Systemy klasy TMS wyposażone są również w dedykowane funkcje, pozwalające na wygodne zarządzanie częściami do samochodu oraz planowaniem pracy mechaników, jak np. moduł „warsztat” czy „magazyn” od TMS Nawigatora.
– Opcje te mogą ułatwiać menagerom floty ewidencjonowanie stanów magazynowych w zakresie części samochodowych np. zapas żarówek oraz sprawdzanie historii serwisowej ciężarówki, a wszystkie te informacje pokazują się przy rozliczeniu w wynikach pojazdu, co zarządzanie flotą czyni łatwiejsze – dodaje ekspert.
Eco-driving a bezpieczeństwo na drodze
Płynna jazda w transporcie jest niezwykle ważna nie tylko ze względu na oszczędności, jakie może przynieść firmie transportowej, ale również dlatego, że może zwiększać bezpieczeństwo wszystkich uczestników ruchu drogowego.

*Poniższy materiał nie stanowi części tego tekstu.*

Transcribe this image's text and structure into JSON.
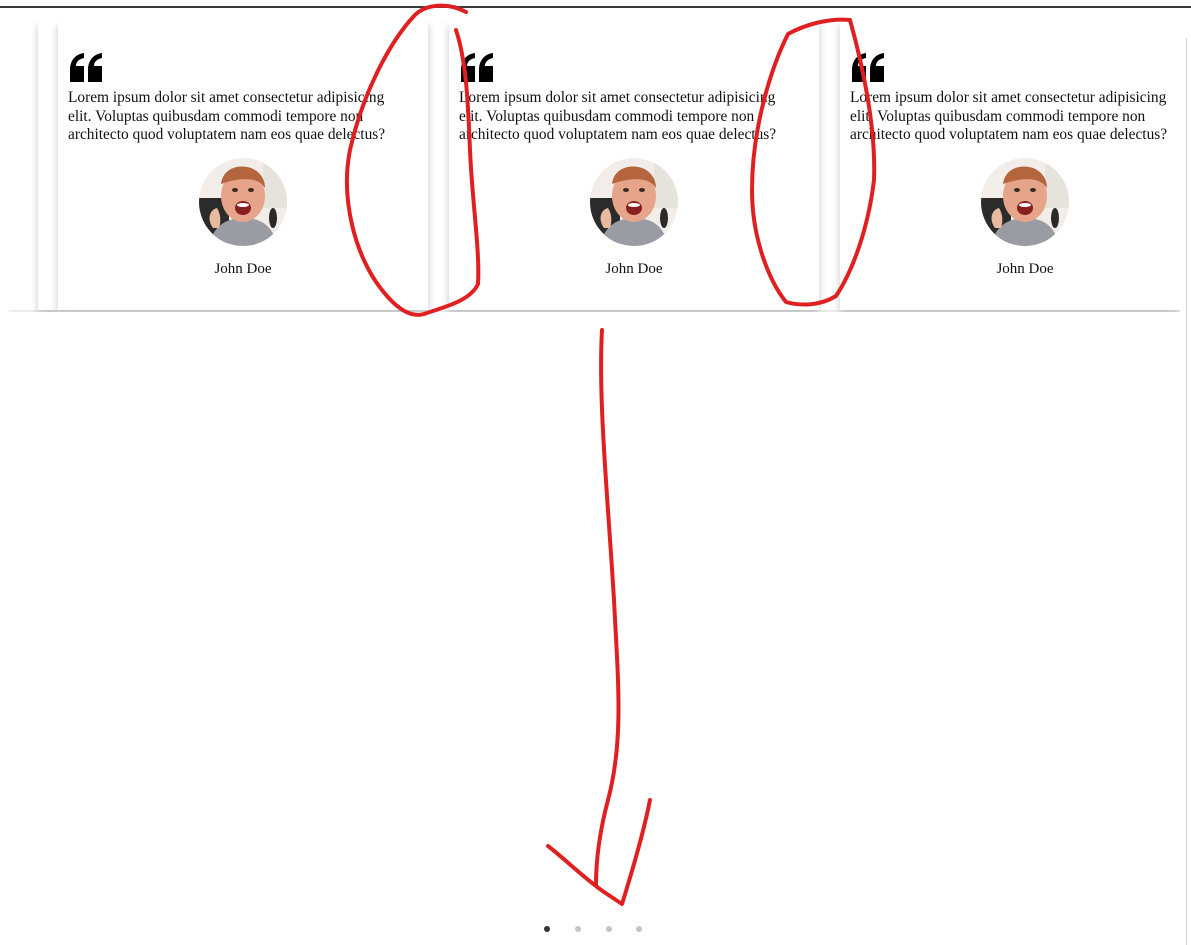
{
  "testimonials": [
    {
      "quote": "Lorem ipsum dolor sit amet consectetur adipisicing elit. Voluptas quibusdam commodi tempore non architecto quod voluptatem nam eos quae delectus?",
      "author": "John Doe",
      "avatar": "smiling-man-avatar"
    },
    {
      "quote": "Lorem ipsum dolor sit amet consectetur adipisicing elit. Voluptas quibusdam commodi tempore non architecto quod voluptatem nam eos quae delectus?",
      "author": "John Doe",
      "avatar": "smiling-man-avatar"
    },
    {
      "quote": "Lorem ipsum dolor sit amet consectetur adipisicing elit. Voluptas quibusdam commodi tempore non architecto quod voluptatem nam eos quae delectus?",
      "author": "John Doe",
      "avatar": "smiling-man-avatar"
    }
  ],
  "icons": {
    "quote": "quote-icon"
  },
  "pagination": {
    "count": 4,
    "active_index": 0,
    "active_color": "#333333",
    "inactive_color": "#c4c4c4"
  },
  "annotation": {
    "stroke_color": "#e02020"
  },
  "colors": {
    "background": "#ffffff",
    "text": "#111111"
  }
}
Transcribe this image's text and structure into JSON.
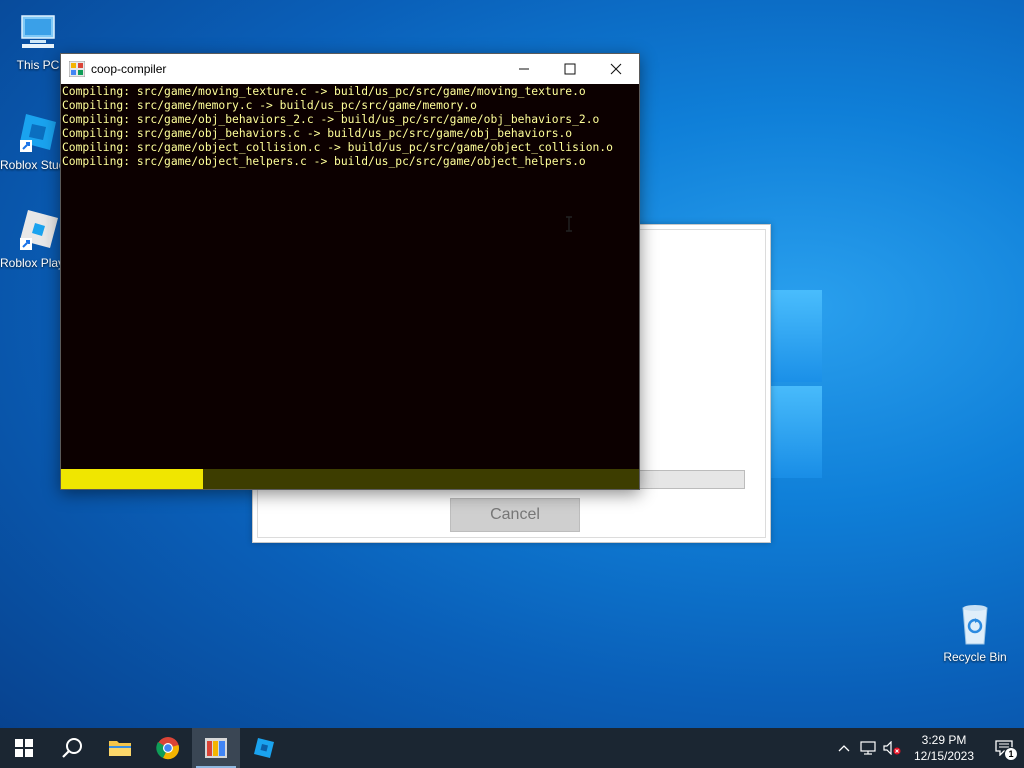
{
  "desktop": {
    "icons": [
      {
        "label": "This PC"
      },
      {
        "label": "Roblox Studio"
      },
      {
        "label": "Roblox Player"
      },
      {
        "label": "Recycle Bin"
      }
    ]
  },
  "back_dialog": {
    "cancel_label": "Cancel"
  },
  "terminal": {
    "title": "coop-compiler",
    "lines": [
      "Compiling: src/game/moving_texture.c -> build/us_pc/src/game/moving_texture.o",
      "Compiling: src/game/memory.c -> build/us_pc/src/game/memory.o",
      "Compiling: src/game/obj_behaviors_2.c -> build/us_pc/src/game/obj_behaviors_2.o",
      "Compiling: src/game/obj_behaviors.c -> build/us_pc/src/game/obj_behaviors.o",
      "Compiling: src/game/object_collision.c -> build/us_pc/src/game/object_collision.o",
      "Compiling: src/game/object_helpers.c -> build/us_pc/src/game/object_helpers.o"
    ],
    "progress_fraction": 0.245,
    "progress_fill_color": "#f0e600",
    "progress_track_color": "#3d3d00",
    "text_color": "#ffff99"
  },
  "taskbar": {
    "items": [
      "start-icon",
      "search-icon",
      "file-explorer-icon",
      "chrome-icon",
      "coop-compiler-icon",
      "roblox-studio-icon"
    ],
    "clock_time": "3:29 PM",
    "clock_date": "12/15/2023",
    "notification_count": "1"
  }
}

– Spokojna i defensywna jazda, wspierana przez telematykę, może zwiększać bezpieczeństwo na drodze – zaznacza Tomasz Czyż. – Jest także szczególnie istotna przy niesprzyjających warunkach atmosferycznych, gdzie widoczność może być ograniczona a nawierzchnia śliska. Wtedy to zachowywanie większych niż zwykle odstępów między pojazdami i wykonywanie płynnych manewrów jest podstawą. Liczy się także umiejętność obserwacji kierowcy tego, co dzieje się na drodze i zdolność do przewidywania przyszłych zdarzeń.
Jakie jeszcze narzędzia zwiększają bezpieczeństwo na drodze?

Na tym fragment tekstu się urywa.